Liebe Leserinen und Leser,

heute veröffentlichen wir einen neuen Beitrag zum Thema „Städtepartnerschaften“. Deutsch-Russische Akademie Ruhr hat ein ganz spannendes Gespräch mit Gerald Baars, dem Leiter des WDR-Studios in Dortmund. Er hat uns über deutsch-sowjetische Fernsehbrücke erzählt, die damals einen großen Erfolg hatte.

Wie ist die Idee mit der deutsch-sowjetischen Brücke entstanden?
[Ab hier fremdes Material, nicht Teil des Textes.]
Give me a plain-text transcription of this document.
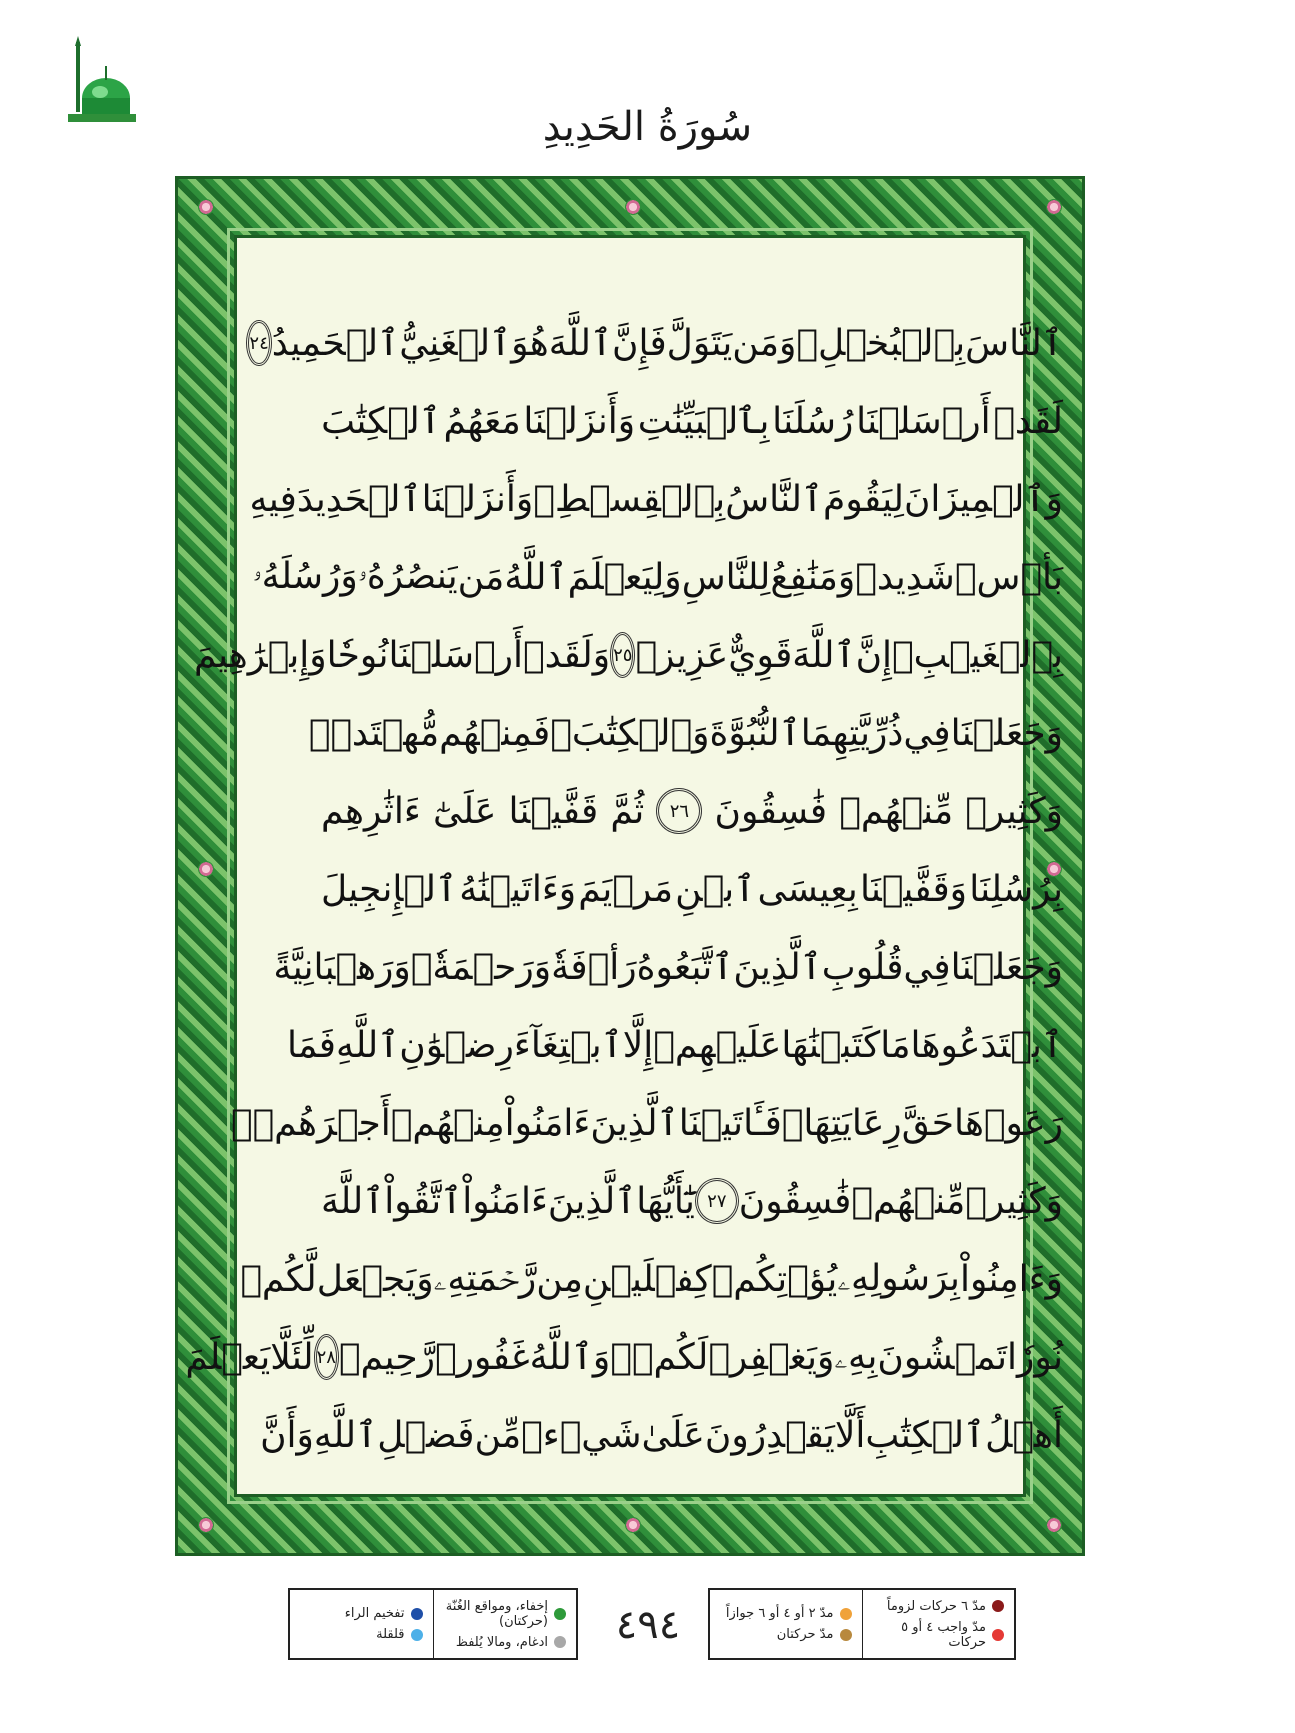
سُورَةُ الحَدِيدِ
ٱلنَّاسَ
بِٱلۡبُخۡلِۗ
وَمَن
يَتَوَلَّ
فَإِنَّ
ٱللَّهَ
هُوَ
ٱلۡغَنِيُّ
ٱلۡحَمِيدُ
٢٤
لَقَدۡ
أَرۡسَلۡنَا
رُسُلَنَا
بِٱلۡبَيِّنَٰتِ
وَأَنزَلۡنَا
مَعَهُمُ
ٱلۡكِتَٰبَ
وَٱلۡمِيزَانَ
لِيَقُومَ
ٱلنَّاسُ
بِٱلۡقِسۡطِۖ
وَأَنزَلۡنَا
ٱلۡحَدِيدَ
فِيهِ
بَأۡسٞ
شَدِيدٞ
وَمَنَٰفِعُ
لِلنَّاسِ
وَلِيَعۡلَمَ
ٱللَّهُ
مَن
يَنصُرُهُۥ
وَرُسُلَهُۥ
بِٱلۡغَيۡبِۚ
إِنَّ
ٱللَّهَ
قَوِيٌّ
عَزِيزٞ
٢٥
وَلَقَدۡ
أَرۡسَلۡنَا
نُوحٗا
وَإِبۡرَٰهِيمَ
وَجَعَلۡنَا
فِي
ذُرِّيَّتِهِمَا
ٱلنُّبُوَّةَ
وَٱلۡكِتَٰبَۖ
فَمِنۡهُم
مُّهۡتَدٖۖ
وَكَثِيرٞ
مِّنۡهُمۡ
فَٰسِقُونَ
٢٦
ثُمَّ
قَفَّيۡنَا
عَلَىٰٓ
ءَاثَٰرِهِم
بِرُسُلِنَا
وَقَفَّيۡنَا
بِعِيسَى
ٱبۡنِ
مَرۡيَمَ
وَءَاتَيۡنَٰهُ
ٱلۡإِنجِيلَ
وَجَعَلۡنَا
فِي
قُلُوبِ
ٱلَّذِينَ
ٱتَّبَعُوهُ
رَأۡفَةٗ
وَرَحۡمَةٗۚ
وَرَهۡبَانِيَّةً
ٱبۡتَدَعُوهَا
مَا
كَتَبۡنَٰهَا
عَلَيۡهِمۡ
إِلَّا
ٱبۡتِغَآءَ
رِضۡوَٰنِ
ٱللَّهِ
فَمَا
رَعَوۡهَا
حَقَّ
رِعَايَتِهَاۖ
فَـَٔاتَيۡنَا
ٱلَّذِينَ
ءَامَنُواْ
مِنۡهُمۡ
أَجۡرَهُمۡۖ
وَكَثِيرٞ
مِّنۡهُمۡ
فَٰسِقُونَ
٢٧
يَٰٓأَيُّهَا
ٱلَّذِينَ
ءَامَنُواْ
ٱتَّقُواْ
ٱللَّهَ
وَءَامِنُواْ
بِرَسُولِهِۦ
يُؤۡتِكُمۡ
كِفۡلَيۡنِ
مِن
رَّحۡمَتِهِۦ
وَيَجۡعَل
لَّكُمۡ
نُورٗا
تَمۡشُونَ
بِهِۦ
وَيَغۡفِرۡ
لَكُمۡۚ
وَٱللَّهُ
غَفُورٞ
رَّحِيمٞ
٢٨
لِّئَلَّا
يَعۡلَمَ
أَهۡلُ
ٱلۡكِتَٰبِ
أَلَّا
يَقۡدِرُونَ
عَلَىٰ
شَيۡءٖ
مِّن
فَضۡلِ
ٱللَّهِ
وَأَنَّ
مدّ ٦ حركات لزوماً
مدّ واجب ٤ أو ٥ حركات
مدّ ٢ أو ٤ أو ٦ جوازاً
مدّ حركتان
٤٩٤
إخفاء، ومواقع الغُنّة (حركتان)
ادغام، ومالا يُلفظ
تفخيم الراء
قلقلة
Es war die Zeit, als Gorbatschow Glasnost und Perestrojka gepredigt hat, und der Wandel in der damaligen Sowjetunion einsetzte. Als lokales Fernsehen haben wir uns damals gedacht: Wir haben Rostow am Don als Partnerstadt in der Sowjetunion. Wollen wir mal „Glasnost“ (Offenheit) und „Perestrojka“ (Umbau) auf den Prüfstein stellen und gucken, ob es wirklich funktioniert? Wir haben eine Live-Fernsehbrücke zwischen Schülern in Dortmund und Schülern aus Rostow am Don beantragt. Die Idee war, dass die Schüler live und unzensiert über die Themen, die sie interessieren, reden dürfen.
Welche Themen waren das?
Die Themen konnten junge Leute selbst bestimmen. Das wäre ein Fehler, das Thema vorzugeben. Dann hätten wir vorbereitete Antworten bekommen können. Wir haben es verweigert der Zensurbehörde, die es damals in Moskau noch gab, vorbereitete Themen und Fragen einzureichen. Wir wollten einen Rahmen für einen ungefilterten Dialog schaffen, in dem die Schüler sich gegenseitig befragen konnten. Wir haben es auch von unserer Seite ernst genommen. Wir haben zwar Dortmunder Schüler vorbereitet, mit der Partnerstadt vertraut gemacht und gesagt, was für Themen in Rostow relevant sind. Schüler aus Rostow haben auch etwas über Dortmund erfahren. (Wir waren damals im großen Umbruch mit der Stahlkrise; Zechen wurden geschlossen). Das sollte man wechselseitig schon wissen. Ansonsten haben wir alles offen gelassen.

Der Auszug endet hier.